1.1 - Introduction to Data Visualization


Introduction to Data Visualization

🎞 Introduction to Data Visualization

📖 Introduction to Data Visualization

  • Plots of data easily communicate information that is difficult to extract from tables of raw values.
  • Data visualization is a key component of exploratory data analysis (EDA), in which the properties of data are explored through visualization and summarization techniques.
  • Data visualization can help discover biases, systematic errors, mistakes and other unexpected problems in data before those data are incorporated into potentially flawed analysis.
  • This course covers the basics of data visualization and EDA in R using the ggplot2 package and motivating examples from world health, economics and infectious disease.
library(dslabs)
data(murders)
head(murders)

Introduction to Distributions

🎞 Introduction to Distributions

📖 Visualizing data distributions

  • The most basic statistical summary of a list of objects is its distribution.
  • We will learn ways to visualize and analyze distributions in the upcoming videos.
  • In some cases, data can be summarized by a two-number summary: the mean and standard deviation.

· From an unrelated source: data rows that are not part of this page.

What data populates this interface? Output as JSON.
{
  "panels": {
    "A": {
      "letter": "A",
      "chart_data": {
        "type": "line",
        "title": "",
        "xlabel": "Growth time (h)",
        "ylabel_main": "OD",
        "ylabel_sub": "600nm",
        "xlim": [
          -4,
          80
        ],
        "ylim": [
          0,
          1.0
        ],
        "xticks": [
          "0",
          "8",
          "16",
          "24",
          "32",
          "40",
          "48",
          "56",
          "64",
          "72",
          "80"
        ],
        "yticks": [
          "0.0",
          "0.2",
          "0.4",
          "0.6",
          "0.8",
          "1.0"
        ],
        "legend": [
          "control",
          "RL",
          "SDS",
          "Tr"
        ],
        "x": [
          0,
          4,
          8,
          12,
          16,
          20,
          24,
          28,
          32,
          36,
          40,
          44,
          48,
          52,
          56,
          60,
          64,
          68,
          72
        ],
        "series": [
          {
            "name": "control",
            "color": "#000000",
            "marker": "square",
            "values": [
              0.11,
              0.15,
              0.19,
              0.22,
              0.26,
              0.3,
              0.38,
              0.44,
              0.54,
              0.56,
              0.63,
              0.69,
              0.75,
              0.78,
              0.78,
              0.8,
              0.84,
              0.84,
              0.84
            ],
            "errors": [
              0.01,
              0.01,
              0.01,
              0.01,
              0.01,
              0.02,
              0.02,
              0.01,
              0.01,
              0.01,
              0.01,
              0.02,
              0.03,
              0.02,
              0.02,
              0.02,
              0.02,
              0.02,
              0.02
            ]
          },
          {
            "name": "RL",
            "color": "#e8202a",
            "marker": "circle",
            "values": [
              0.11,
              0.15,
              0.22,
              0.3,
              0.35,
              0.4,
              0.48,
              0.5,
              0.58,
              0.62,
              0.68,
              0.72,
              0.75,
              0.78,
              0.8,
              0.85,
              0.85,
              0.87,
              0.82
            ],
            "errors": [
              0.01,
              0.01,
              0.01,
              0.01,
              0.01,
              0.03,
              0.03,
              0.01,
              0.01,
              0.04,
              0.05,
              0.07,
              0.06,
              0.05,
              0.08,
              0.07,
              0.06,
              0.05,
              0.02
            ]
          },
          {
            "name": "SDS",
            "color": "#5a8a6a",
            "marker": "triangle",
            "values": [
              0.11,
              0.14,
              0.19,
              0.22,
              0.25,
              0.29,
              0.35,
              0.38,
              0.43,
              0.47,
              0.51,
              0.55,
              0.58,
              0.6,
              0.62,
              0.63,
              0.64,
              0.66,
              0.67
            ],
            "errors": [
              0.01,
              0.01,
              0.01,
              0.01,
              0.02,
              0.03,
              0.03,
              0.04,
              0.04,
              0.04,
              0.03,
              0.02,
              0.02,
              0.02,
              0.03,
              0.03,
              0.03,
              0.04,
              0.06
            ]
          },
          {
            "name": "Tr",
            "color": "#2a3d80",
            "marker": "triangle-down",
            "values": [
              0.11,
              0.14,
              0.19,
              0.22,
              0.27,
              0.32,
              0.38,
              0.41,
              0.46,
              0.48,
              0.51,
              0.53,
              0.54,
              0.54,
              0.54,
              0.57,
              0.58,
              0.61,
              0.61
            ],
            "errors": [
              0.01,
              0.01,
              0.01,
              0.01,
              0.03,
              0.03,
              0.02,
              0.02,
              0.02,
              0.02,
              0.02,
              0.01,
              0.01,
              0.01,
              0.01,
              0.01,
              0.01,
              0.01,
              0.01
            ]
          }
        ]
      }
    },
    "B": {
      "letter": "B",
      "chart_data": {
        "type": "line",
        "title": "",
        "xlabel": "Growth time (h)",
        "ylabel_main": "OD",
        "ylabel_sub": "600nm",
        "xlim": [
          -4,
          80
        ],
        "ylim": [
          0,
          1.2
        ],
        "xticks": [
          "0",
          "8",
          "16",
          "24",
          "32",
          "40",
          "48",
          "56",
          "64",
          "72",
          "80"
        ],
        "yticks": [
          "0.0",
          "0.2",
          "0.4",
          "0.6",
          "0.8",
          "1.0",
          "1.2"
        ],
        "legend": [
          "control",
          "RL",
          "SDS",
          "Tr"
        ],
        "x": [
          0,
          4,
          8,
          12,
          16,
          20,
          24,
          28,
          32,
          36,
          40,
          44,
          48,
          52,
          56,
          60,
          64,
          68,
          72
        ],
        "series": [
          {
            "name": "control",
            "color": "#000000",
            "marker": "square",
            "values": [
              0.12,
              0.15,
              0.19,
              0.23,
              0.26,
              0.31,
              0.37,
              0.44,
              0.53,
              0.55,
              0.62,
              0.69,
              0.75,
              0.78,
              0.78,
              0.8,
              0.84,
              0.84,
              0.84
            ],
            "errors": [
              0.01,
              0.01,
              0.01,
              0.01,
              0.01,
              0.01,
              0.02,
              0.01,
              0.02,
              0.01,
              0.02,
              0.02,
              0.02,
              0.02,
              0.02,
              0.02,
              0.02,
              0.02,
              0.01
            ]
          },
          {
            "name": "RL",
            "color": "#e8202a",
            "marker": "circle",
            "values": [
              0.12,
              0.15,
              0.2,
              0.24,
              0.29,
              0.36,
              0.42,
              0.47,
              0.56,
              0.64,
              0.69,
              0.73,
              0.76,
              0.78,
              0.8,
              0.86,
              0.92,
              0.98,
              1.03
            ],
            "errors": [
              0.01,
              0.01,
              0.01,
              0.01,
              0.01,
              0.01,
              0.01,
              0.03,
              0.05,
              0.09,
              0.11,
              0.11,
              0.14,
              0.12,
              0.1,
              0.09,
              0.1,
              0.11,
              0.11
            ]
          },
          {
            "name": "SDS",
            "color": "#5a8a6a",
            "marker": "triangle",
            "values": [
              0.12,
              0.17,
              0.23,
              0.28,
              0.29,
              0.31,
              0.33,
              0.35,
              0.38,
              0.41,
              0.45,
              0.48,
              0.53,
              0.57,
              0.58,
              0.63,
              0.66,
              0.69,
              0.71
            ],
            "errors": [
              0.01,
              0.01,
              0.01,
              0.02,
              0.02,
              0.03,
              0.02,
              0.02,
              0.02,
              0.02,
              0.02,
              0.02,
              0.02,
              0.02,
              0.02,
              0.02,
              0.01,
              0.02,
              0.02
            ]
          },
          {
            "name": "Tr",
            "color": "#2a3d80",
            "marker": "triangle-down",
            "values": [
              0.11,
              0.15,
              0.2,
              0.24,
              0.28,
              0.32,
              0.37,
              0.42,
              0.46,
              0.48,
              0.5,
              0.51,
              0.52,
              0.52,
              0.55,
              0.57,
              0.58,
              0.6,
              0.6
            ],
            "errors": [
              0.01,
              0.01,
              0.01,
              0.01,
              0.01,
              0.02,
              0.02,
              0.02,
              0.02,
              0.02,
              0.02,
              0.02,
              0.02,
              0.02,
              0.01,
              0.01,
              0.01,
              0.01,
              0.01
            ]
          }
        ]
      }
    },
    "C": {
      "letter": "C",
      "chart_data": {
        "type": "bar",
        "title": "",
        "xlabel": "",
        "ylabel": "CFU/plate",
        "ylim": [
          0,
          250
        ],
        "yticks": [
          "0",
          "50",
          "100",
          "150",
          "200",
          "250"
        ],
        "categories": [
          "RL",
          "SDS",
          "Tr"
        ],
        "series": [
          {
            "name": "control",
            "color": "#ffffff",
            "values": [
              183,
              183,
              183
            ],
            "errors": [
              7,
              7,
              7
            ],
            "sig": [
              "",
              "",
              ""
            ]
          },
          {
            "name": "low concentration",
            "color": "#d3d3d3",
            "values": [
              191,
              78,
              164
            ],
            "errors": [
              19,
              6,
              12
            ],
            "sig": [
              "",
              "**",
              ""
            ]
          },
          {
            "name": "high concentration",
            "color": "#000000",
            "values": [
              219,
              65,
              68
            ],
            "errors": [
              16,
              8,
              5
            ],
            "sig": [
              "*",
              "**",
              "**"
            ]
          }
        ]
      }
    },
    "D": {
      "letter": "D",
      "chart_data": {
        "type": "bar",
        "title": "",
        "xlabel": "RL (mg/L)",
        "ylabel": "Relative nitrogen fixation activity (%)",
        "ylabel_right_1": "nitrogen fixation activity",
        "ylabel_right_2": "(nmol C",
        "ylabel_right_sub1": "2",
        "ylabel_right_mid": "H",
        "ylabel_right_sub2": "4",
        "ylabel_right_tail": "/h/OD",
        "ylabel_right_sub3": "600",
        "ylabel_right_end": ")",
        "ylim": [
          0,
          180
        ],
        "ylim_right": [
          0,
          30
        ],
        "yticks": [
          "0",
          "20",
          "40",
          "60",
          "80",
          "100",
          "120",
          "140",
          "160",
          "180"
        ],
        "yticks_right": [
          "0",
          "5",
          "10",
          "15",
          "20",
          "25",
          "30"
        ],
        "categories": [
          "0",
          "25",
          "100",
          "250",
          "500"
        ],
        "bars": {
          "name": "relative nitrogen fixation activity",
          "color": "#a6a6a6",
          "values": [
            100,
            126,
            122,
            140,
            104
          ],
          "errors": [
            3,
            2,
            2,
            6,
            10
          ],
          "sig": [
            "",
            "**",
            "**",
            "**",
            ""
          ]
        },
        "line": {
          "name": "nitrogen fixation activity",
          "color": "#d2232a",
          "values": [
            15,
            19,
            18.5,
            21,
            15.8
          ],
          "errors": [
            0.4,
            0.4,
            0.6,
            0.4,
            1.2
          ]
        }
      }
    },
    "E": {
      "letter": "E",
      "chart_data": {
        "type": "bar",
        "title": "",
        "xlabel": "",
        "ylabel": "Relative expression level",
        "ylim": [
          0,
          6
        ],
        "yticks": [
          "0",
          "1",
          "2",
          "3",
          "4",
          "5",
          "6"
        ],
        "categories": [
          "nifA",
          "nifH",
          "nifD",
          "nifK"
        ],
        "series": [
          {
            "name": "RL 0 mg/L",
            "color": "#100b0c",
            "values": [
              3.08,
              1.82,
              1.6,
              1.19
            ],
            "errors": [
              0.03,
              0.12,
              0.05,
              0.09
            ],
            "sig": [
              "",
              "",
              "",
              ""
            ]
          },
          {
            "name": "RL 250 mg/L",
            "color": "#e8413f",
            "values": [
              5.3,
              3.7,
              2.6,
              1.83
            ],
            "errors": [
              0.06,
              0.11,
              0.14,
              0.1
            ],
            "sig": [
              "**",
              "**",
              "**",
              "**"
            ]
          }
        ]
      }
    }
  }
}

We will learn to use data visualization to determine when that is appropriate.

Data Types

🎞 Data Types

📖 Variable types

  • Categorical data are variables that are defined by a small number of groups.
    • Ordinal categorical data have an inherent order to the categories (mild/medium/hot, for example).
    • Non-ordinal categorical data have no order to the categories.
  • Numerical data take a variety of numeric values.
    • Continuous variables can take any value.
    • Discrete variables are limited to sets of specific values.